This complex, seventeen-month, multi-phased project rearranged Banner Boswell’s existing operating room (OR) department to provide the owner with an up-to-date space that maximizes efficiency and flow.

The project included the demolition of two existing ORs, an existing abandoned endoscopy suite, pathology department and surgery locker room area. Demolition made room for three new ORs, one new hybrid OR, a new pathology department and new surgery locker room space.

It also included the addition of a new air handling unit to the first floor roof to serve two of the new ORs, the hybrid OR and three existing cardiovascular ORs. The team installed new mechanical infrastructure above the existing cardiovascular ORs to re-feed them from the new air handling unit.

The team performed the renovation in the adjacent same-day surgery area and post-anesthesia care unit (PACU) to provide flex bay overflow for the PACU department. The same-day surgery renovation included removing an existing corridor to provide four new bays for that department. 

18 Phases, Two Shifts
The logistical constraints involved with working within a fully-operational OR created many project-specific challenges. To maintain daily operations of the surgery department without disruption, the team split the project into 18 major phases and ran two shifts throughout the project’s duration to keep the noisy work limited to off-hours. The team used communication strategies including planning boards, daily priority lists and shift overlap throughout the construction timeline. This kept communication strong between the two shifts, ensuring the right people had the right information at the right time.

The team performed extensive research of existing systems to identify impacts and properly plan shutdowns to the facility, which was critical on this project. By engaging trade partners and the facilities team early on in the project, the team was able to identify key shutdowns to help reduce the impact to the fully-functioning campus. 

DPR’s outstanding safety record on the project was a result of collaborative and focused efforts by all parties. Training requirements and expectations were reviewed at preconstruction and the team developed and implemented a site-specific safety plan through a mandatory safety orientation for each employee in the field. Through daily “huddles,” the team also reviewed pre-task planning. If deficiencies were discovered, re-training was offered immediately or the team developed a plan to execute the task safely.
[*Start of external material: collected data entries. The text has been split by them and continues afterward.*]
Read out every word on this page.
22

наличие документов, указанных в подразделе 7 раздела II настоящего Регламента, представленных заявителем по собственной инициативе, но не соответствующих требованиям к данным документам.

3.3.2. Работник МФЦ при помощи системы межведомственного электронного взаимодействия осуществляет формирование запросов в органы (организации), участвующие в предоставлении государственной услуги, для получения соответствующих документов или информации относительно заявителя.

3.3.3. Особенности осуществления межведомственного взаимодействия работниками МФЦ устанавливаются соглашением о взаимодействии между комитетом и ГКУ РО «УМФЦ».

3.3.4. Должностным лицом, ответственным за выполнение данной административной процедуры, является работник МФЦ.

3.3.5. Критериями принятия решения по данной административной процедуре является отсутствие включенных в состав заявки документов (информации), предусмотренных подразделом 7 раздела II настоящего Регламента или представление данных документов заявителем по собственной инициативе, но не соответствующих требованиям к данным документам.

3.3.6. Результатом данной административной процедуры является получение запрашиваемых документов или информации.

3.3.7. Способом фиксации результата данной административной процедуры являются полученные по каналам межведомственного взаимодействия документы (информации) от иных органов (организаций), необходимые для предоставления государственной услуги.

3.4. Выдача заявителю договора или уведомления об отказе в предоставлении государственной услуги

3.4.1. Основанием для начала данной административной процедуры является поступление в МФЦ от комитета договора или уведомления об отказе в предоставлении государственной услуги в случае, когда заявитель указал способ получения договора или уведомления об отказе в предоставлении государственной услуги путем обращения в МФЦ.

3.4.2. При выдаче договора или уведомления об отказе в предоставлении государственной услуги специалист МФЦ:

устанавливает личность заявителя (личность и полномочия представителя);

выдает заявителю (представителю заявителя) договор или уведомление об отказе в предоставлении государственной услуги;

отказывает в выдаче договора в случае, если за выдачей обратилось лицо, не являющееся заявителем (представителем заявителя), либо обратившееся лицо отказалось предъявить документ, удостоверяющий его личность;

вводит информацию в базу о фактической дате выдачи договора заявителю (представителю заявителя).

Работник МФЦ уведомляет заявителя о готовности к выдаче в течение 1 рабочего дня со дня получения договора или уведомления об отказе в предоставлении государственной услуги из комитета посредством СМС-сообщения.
Additionally, the team rewarded “above and beyond”  individual safety and quality work habits at the mass safety meetings, recognizing foremen for having a top-notch safety compliance record and exemplifying a real commitment to a safe working environment and crew safety.

BIM Features

The Banner Boswell facility was originally built in 1969 and had limited as-built information. The construction team used laser scanning to develop a point cloud, which was later used as a reference tool during 3D model coordination of the overhead work in the new operating rooms. By clearly identifying the existing utilities, the point cloud allowed the construction team to coordinate the new construction infrastructure around the existing infrastructure before the construction phase even started. This allowed for ample procurement time and eliminated significant rework in the field. The team even identified key existing utilities that needed to be relocated as part of the project, modeled the re-route and used prefabrication to minimize the time on a facility shutdown.

Furthermore, Building Information Modeling (BIM) was available in the field with a BIM kiosk onsite. This kiosk had a computer with a large display monitor, and allowed all trade partners in the field to see the up-to-date drawings and BIM at all times without having to maintain a paper set of documents in the field.
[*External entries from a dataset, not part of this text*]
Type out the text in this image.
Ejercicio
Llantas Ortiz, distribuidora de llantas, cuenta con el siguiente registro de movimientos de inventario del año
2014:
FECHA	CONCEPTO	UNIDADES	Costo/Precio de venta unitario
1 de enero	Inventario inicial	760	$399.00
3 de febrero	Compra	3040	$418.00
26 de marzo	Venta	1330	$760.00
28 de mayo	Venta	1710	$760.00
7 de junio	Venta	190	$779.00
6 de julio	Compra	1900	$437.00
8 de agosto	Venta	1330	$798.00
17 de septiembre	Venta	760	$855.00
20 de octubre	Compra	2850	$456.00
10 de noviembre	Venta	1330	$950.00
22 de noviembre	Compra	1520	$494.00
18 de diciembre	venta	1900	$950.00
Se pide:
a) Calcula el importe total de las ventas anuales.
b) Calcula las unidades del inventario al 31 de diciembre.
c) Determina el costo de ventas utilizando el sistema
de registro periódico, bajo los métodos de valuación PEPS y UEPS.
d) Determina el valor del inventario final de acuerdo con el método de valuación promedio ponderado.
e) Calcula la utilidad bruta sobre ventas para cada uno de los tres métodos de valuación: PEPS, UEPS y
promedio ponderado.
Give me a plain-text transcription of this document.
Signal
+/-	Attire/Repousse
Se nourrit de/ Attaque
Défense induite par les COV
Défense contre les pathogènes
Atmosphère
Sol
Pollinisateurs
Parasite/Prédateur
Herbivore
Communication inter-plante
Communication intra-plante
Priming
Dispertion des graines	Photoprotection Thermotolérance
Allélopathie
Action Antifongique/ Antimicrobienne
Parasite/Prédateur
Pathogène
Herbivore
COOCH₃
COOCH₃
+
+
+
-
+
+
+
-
As design continued to develop throughout the construction process, DPR worked closely with our design partners to produce 3D models that would assist the end users in key decisions. 3D modeling helped the end user visualize the finished environment at a design stage to have a clear view of the final expectation of the space. The model also helped visualize the conversion of what was originally designed as a Universal OR to a specialty Robotics Da Vinci OR while the project was under construction.